一晩中、二人は情欲に溺れて抱き合っていた。睡魔に堕ちる直前までキスは何度繰り返したかわからない。


彼女の肌を駆け巡った彼の唇や舌先も彼女の奥まで何往復も行き来した彼自身も、さすがに今朝は生気を亡くしている。

それでも、抱いても抱いても足りなくて欲望のままに彼は彼女を掻き抱いた。


 彼も疲れていたが、彼女はもっと疲れているだろう。タヌキ寝入りができる器用な女ではない。

心も身体も消耗しきっている彼女はシャワーの音にも、彼が落とした頬へのキスにも気付かないほど寝入っていた。
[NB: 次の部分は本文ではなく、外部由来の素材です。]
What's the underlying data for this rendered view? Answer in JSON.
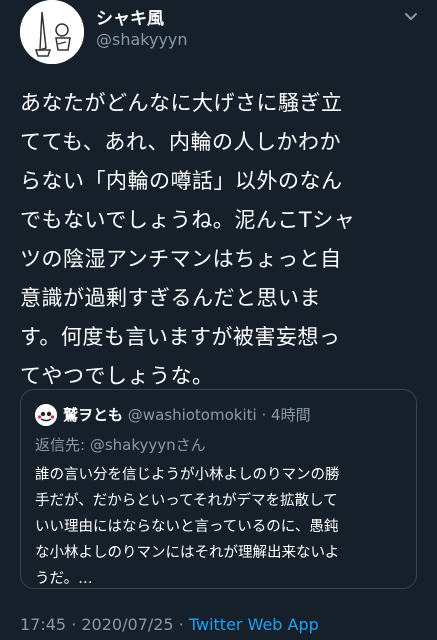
{
  "author": {
    "name": "シャキ風",
    "handle": "@shakyyyn"
  },
  "tweet": {
    "lines": [
      "あなたがどんなに大げさに騒ぎ立",
      "てても、あれ、内輪の人しかわか",
      "らない「内輪の噂話」以外のなん",
      "でもないでしょうね。泥んこTシャ",
      "ツの陰湿アンチマンはちょっと自",
      "意識が過剰すぎるんだと思いま",
      "す。何度も言いますが被害妄想っ",
      "てやつでしょうな。"
    ]
  },
  "quoted": {
    "name": "鷲ヲとも",
    "handle": "@washiotomokiti",
    "separator": "·",
    "time": "4時間",
    "reply_prefix": "返信先: ",
    "reply_to": "@shakyyynさん",
    "lines": [
      "誰の言い分を信じようが小林よしのりマンの勝",
      "手だが、だからといってそれがデマを拡散して",
      "いい理由にはならないと言っているのに、愚鈍",
      "な小林よしのりマンにはそれが理解出来ないよ",
      "うだ。…"
    ]
  },
  "footer": {
    "time": "17:45",
    "separator1": " · ",
    "date": "2020/07/25",
    "separator2": " · ",
    "source": "Twitter Web App"
  },
  "icons": {
    "caret": "chevron-down-icon"
  }
}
 起き抜けに吸った煙草の甘さがまだ室内に漂っている。

ウィンストンの白い箱に残る本数は三本。一本引き抜いて二本にした煙草の箱をリボンでめかしこんだ赤い小箱の傍らに添えた。


 火のついていない煙草を咥え、ライターと携帯灰皿をスーツのポケットに収めた彼は振り返らずに彼女の部屋を後にする。


置き去りにされた煙草の箱は先に真夜中を抜け出した主の代わりに、まだ夢の楽園を彷徨さまよう彼女の寝顔を永遠に眺めていた。